Moonshot AI, the Beijing-based artificial intelligence startup backed by Alibaba Group, has launched its most “advanced” large language model yet: Kimi K2 Thinking. Kimi K2 Thinking is positioned as a reasoning-first, agentic model designed to handle long, multi-step tasks autonomously.
The new model operates on a mixture-of-experts framework, boasting approximately one trillion parameters in total, with roughly 32 billion active parameters at a time. This allows K2 to dynamically allocate computational resources to specialized sub-models, improving efficiency without sacrificing performance.
It also supports extremely long context windows, reportedly up to 256,000 tokens, enabling it to process large volumes of text, code, or documentation in a single session. Moonshot AI has emphasized that this capability allows K2 to handle “entire research papers, financial reports, or software repositories” seamlessly, a key advantage for enterprise users. The model can also autonomously perform hundreds of tool calls to external APIs and datasets in sequence, essentially acting as a semi-autonomous “research assistant” capable of retrieving, comparing, and synthesizing data.
The model’s input processing reportedly costs about $0.60 per million tokens, dramatically undercutting major competitors such as GPT-5 and Claude Sonnet 4.5, whose usage prices range from $2 to $15 per million tokens depending on task complexity.
Kimi K2 Thinking demonstrates impressive strengths in reasoning and agentic tasks. It achieved a 44.9 percent score on Humanity’s Last Exam, surpassing GPT-5’s 41.7 percent and Claude Sonnet 4.5’s lower marks when tool use was enabled. It also led the BrowseComp benchmark with a 60.2 percent score, excelling in search-integrated reasoning and contextual data synthesis.

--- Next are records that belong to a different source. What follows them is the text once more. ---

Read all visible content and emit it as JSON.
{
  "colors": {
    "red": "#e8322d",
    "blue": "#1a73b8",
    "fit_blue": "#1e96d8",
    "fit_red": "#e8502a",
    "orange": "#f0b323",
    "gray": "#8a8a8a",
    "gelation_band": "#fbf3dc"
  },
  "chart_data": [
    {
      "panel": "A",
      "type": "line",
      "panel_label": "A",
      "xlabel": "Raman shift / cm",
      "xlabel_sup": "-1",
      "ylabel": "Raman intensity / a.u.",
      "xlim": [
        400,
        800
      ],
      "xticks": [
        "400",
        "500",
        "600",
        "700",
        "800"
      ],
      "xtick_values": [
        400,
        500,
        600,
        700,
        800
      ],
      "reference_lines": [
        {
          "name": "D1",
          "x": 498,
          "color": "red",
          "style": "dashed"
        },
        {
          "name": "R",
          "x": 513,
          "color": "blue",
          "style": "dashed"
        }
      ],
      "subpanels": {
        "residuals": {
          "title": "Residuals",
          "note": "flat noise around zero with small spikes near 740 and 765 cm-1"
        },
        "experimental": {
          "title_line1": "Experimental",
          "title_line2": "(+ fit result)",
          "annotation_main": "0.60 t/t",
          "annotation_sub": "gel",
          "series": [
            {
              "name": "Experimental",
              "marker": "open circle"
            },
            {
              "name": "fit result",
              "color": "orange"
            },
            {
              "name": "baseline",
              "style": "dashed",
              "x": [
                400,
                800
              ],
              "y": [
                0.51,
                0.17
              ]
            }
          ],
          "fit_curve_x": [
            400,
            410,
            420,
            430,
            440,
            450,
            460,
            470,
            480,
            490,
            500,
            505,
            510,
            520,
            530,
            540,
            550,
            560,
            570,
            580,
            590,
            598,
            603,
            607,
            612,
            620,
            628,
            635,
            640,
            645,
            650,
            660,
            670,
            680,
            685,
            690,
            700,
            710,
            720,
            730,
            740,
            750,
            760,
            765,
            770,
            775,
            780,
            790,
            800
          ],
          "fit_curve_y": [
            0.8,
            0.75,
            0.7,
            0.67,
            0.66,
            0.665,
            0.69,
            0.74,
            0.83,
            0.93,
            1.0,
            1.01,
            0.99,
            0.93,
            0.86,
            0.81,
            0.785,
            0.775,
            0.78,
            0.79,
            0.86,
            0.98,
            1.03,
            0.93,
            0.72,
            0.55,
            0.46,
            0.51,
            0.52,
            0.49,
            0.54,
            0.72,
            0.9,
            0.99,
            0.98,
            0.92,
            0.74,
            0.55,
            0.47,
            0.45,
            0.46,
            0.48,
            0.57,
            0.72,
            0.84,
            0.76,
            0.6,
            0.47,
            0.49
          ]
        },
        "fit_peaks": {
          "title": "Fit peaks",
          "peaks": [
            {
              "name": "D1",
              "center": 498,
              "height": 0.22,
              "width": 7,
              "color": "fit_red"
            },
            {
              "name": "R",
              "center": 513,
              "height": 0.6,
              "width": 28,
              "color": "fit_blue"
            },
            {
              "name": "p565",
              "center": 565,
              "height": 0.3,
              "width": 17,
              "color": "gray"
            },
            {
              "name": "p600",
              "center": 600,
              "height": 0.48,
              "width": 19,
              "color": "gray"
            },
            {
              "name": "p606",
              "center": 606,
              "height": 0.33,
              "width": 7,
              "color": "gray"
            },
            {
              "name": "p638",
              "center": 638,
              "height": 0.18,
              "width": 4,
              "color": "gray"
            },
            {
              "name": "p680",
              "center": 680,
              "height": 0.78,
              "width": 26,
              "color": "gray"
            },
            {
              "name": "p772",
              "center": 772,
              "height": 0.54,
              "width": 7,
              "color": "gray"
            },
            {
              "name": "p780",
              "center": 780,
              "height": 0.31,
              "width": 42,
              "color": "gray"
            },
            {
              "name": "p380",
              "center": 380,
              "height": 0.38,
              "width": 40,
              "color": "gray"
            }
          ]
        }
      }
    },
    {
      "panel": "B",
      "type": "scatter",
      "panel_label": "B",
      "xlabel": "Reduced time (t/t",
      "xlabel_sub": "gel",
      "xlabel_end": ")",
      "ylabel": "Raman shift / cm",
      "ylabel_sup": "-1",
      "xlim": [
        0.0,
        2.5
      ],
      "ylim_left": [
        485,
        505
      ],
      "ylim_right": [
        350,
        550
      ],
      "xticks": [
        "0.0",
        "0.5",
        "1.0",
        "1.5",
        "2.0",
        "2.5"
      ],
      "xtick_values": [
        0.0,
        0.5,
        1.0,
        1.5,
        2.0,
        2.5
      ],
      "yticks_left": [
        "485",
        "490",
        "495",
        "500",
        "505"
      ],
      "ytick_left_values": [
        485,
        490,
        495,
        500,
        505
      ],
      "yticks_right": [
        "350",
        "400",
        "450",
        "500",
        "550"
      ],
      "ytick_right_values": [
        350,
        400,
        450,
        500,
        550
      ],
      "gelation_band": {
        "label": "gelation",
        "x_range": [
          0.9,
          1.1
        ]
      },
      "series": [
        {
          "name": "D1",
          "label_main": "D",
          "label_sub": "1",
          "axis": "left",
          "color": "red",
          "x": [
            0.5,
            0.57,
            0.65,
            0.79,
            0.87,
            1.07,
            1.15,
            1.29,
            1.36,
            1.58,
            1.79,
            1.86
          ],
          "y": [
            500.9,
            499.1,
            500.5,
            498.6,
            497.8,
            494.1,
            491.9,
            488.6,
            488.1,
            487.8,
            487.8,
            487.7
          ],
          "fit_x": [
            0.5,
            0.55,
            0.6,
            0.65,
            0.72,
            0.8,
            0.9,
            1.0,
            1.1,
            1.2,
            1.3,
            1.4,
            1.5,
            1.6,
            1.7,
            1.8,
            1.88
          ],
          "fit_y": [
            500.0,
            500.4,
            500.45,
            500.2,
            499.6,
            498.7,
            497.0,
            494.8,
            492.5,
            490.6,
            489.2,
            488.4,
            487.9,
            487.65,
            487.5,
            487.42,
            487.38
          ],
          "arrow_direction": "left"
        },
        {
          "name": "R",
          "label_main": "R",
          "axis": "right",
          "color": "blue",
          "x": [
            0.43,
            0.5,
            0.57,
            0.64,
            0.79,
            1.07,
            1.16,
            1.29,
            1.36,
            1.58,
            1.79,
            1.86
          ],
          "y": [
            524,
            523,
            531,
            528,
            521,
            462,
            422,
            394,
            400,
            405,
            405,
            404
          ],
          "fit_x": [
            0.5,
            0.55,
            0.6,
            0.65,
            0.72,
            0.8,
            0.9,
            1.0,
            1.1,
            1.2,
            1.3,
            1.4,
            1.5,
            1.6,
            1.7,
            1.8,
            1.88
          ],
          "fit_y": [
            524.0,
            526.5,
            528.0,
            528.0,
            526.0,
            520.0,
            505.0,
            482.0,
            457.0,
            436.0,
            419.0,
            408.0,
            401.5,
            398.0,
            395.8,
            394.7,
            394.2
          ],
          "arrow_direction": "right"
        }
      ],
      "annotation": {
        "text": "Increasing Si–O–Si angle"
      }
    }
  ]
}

In quantitative fields, K2 performed strongly on mathematical and programming challenges such as AIME, MATH-500, and LiveCodeBench, where it outperformed GPT-4o and Claude Sonnet 3.5 by as much as 550 percent in specific areas. Despite these gains, the model remains highly cost-efficient at $0.60 per million input tokens, between 75 and 90 percent cheaper than proprietary models like GPT-5 and Claude Sonnet 4.5.
Moonshot AI plans to integrate Kimi K2 Thinking into various enterprise applications, from financial modeling and legal research to pharmaceutical development. Early partnerships with universities and national laboratories are reportedly underway to test the model in scientific and data-intensive environments.
However, K2’s dominance is not uniform. It scored 48 on Artificial Analysis Intelligence benchmarks, compared to GPT-5’s 68, and underperformed in writing and creative tasks, scoring 73.8 versus Sonnet 4.5’s 79.8. In general-purpose coding, it performed comparably rather than surpassing competitors, and its base score on Humanity’s Last Exam without tool use trailed behind, indicating possible over-reliance on external enhancements for top-tier reasoning.
Overall, Kimi K2 Thinking excels in specialized, cost-effective reasoning and agentic performance but remains a niche contender in broad creative cognition. Its open-source accessibility and affordability make it a powerful alternative for research and development, though it has yet to prove itself as a universal AI leader.